Local media has reported the investor group led by businessman Bryan Bostic is short of the estimated $15 million needed to buy the team. News broke this week that [Nolan] Ryan’s company, co-founded with former Houston Astros owner Don Sanders, is considering potential ownership of the franchise and possibly investing in the ballpark planned for Shockoe Center.Click here to read the entire post.
Boy! A lot can change in a couple of weeks. What was being sold as inevitability on May 12, at the Richmond Times-Dispatch's Public Square forum, has turned out to be just talk.
Let's hope Nolan Ryan is smart enough not to jump onto the Shockoe-Bottom-or-nothing threat-driven bandwagon being steered by Paul Kreckman of Highwoods Properties.

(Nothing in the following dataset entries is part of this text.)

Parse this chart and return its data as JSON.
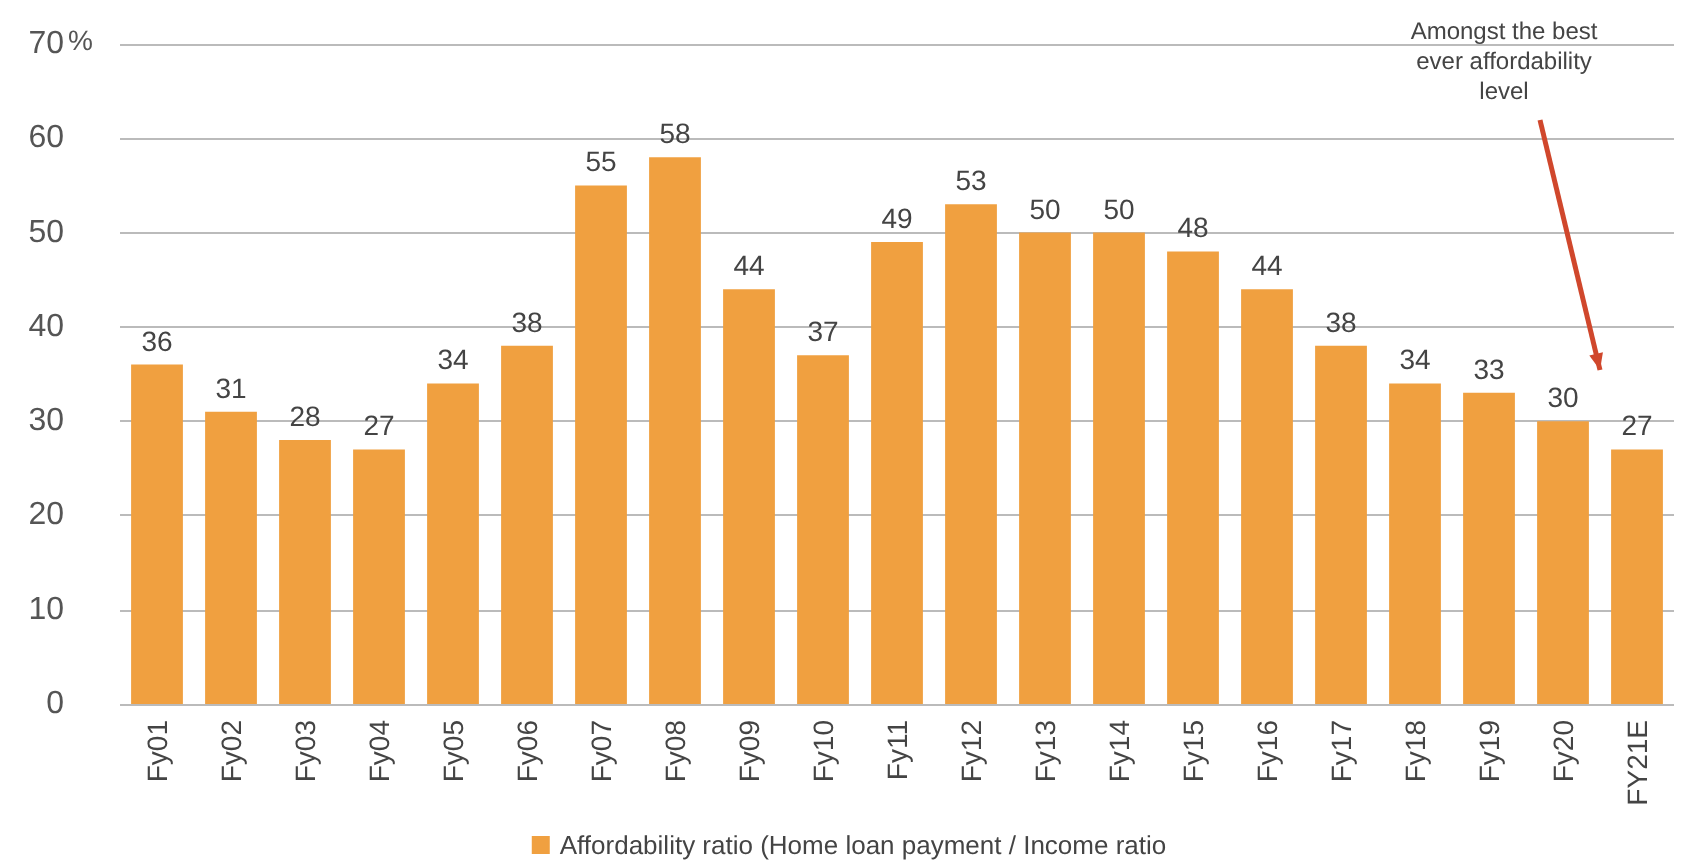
{
  "chart_data": {
    "type": "bar",
    "ylabel": "%",
    "categories": [
      "Fy01",
      "Fy02",
      "Fy03",
      "Fy04",
      "Fy05",
      "Fy06",
      "Fy07",
      "Fy08",
      "Fy09",
      "Fy10",
      "Fy11",
      "Fy12",
      "Fy13",
      "Fy14",
      "Fy15",
      "Fy16",
      "Fy17",
      "Fy18",
      "Fy19",
      "Fy20",
      "FY21E"
    ],
    "series": [
      {
        "name": "Affordability ratio (Home loan payment / Income ratio",
        "color": "#f0a040",
        "values": [
          36,
          31,
          28,
          27,
          34,
          38,
          55,
          58,
          44,
          37,
          49,
          53,
          50,
          50,
          48,
          44,
          38,
          34,
          33,
          30,
          27
        ]
      }
    ],
    "ylim": [
      0,
      70
    ],
    "yticks": [
      0,
      10,
      20,
      30,
      40,
      50,
      60,
      70
    ],
    "annotations": [
      "Amongst the best\never affordability\nlevel"
    ],
    "data_labels": true,
    "grid": "y",
    "legend": "bottom"
  }
}
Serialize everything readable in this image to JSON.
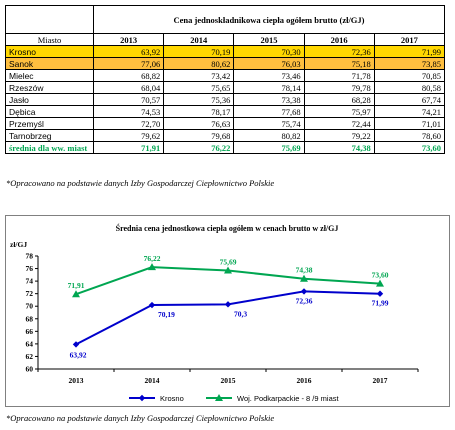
{
  "table": {
    "title": "Cena jednoskładnikowa ciepła ogółem brutto (zł/GJ)",
    "city_header": "Miasto",
    "years": [
      "2013",
      "2014",
      "2015",
      "2016",
      "2017"
    ],
    "rows": [
      {
        "city": "Krosno",
        "values": [
          "63,92",
          "70,19",
          "70,30",
          "72,36",
          "71,99"
        ],
        "highlight": "#ffd700"
      },
      {
        "city": "Sanok",
        "values": [
          "77,06",
          "80,62",
          "76,03",
          "75,18",
          "73,85"
        ],
        "highlight": "#ffbf3f"
      },
      {
        "city": "Mielec",
        "values": [
          "68,82",
          "73,42",
          "73,46",
          "71,78",
          "70,85"
        ]
      },
      {
        "city": "Rzeszów",
        "values": [
          "68,04",
          "75,65",
          "78,14",
          "79,78",
          "80,58"
        ]
      },
      {
        "city": "Jasło",
        "values": [
          "70,57",
          "75,36",
          "73,38",
          "68,28",
          "67,74"
        ]
      },
      {
        "city": "Dębica",
        "values": [
          "74,53",
          "78,17",
          "77,68",
          "75,97",
          "74,21"
        ]
      },
      {
        "city": "Przemyśl",
        "values": [
          "72,70",
          "76,63",
          "75,74",
          "72,44",
          "71,01"
        ]
      },
      {
        "city": "Tarnobrzeg",
        "values": [
          "79,62",
          "79,68",
          "80,82",
          "79,22",
          "78,60"
        ]
      }
    ],
    "avg_row": {
      "city": "średnia dla ww. miast",
      "values": [
        "71,91",
        "76,22",
        "75,69",
        "74,38",
        "73,60"
      ],
      "color": "#00a651"
    }
  },
  "note_top": "*Opracowano na podstawie danych Izby Gospodarczej Ciepłownictwo Polskie",
  "note_bottom": "*Opracowano na podstawie danych Izby Gospodarczej Ciepłownictwo Polskie",
  "chart_data": {
    "type": "line",
    "title": "Średnia  cena jednostkowa ciepła ogółem   w cenach brutto   w zł/GJ",
    "ylabel": "zł/GJ",
    "x": [
      "2013",
      "2014",
      "2015",
      "2016",
      "2017"
    ],
    "ylim": [
      60,
      78
    ],
    "yticks": [
      60,
      62,
      64,
      66,
      68,
      70,
      72,
      74,
      76,
      78
    ],
    "grid": false,
    "legend_placement": "bottom",
    "series": [
      {
        "name": "Krosno",
        "color": "#0000cc",
        "marker": "diamond",
        "values": [
          63.92,
          70.19,
          70.3,
          72.36,
          71.99
        ],
        "labels": [
          "63,92",
          "70,19",
          "70,3",
          "72,36",
          "71,99"
        ]
      },
      {
        "name": "Woj. Podkarpackie  - 8 /9 miast",
        "color": "#00a651",
        "marker": "triangle",
        "values": [
          71.91,
          76.22,
          75.69,
          74.38,
          73.6
        ],
        "labels": [
          "71,91",
          "76,22",
          "75,69",
          "74,38",
          "73,60"
        ]
      }
    ]
  }
}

At this point, with so much of what Kreckman and Bostic were assuring people was true having been exposed at hot air, Ryan would be well advised to stay away from trying to jam a baseball stadium into a neighborhood that is totally inappropriate for such a facility.
Ryan and any other prospective baseball team owners simply must make their deal to buy a team knowing The Diamond is going to the the home field for at least two years, maybe more. So, that clunky old ballpark is going to get some sort of minimal makeover, at least, before any new team comes in.
After all that has happened, matters to do with where the next new stadium ought to be and how it will be financed are not likely to be easily resolved on an artificial, fast-track timetable. It's easy to imagine we are at least three or four years away from opening up a new baseball stadium, anywhere in the metro area.
Update: Maybe we should always wonder when "inevitability" is being hard-sold, and the salesmen get blustery when you ask questions. A reader sent me the following set of links that underline how far Bostic went to create the illusion that was "inevitability":
- "Group Nears Completion of Deal..." http://tinyurl.com/qcay6p
- "Sale of ... Baseball Team to Richmond Group Appears to Be Close" http://tinyurl.com/nwdbx5
- "Sale to Richmond group may be 'imminent'" http://tinyurl.com/dg5z32
The politicians at the forum saw voters. And, way more than half of those voters were not buying what Kreckman and Bostic were selling. Politicians can do math. This Public Square forum may well be remembered as the tipping point -- the night the worst idea for developing Shockoe Bottom died.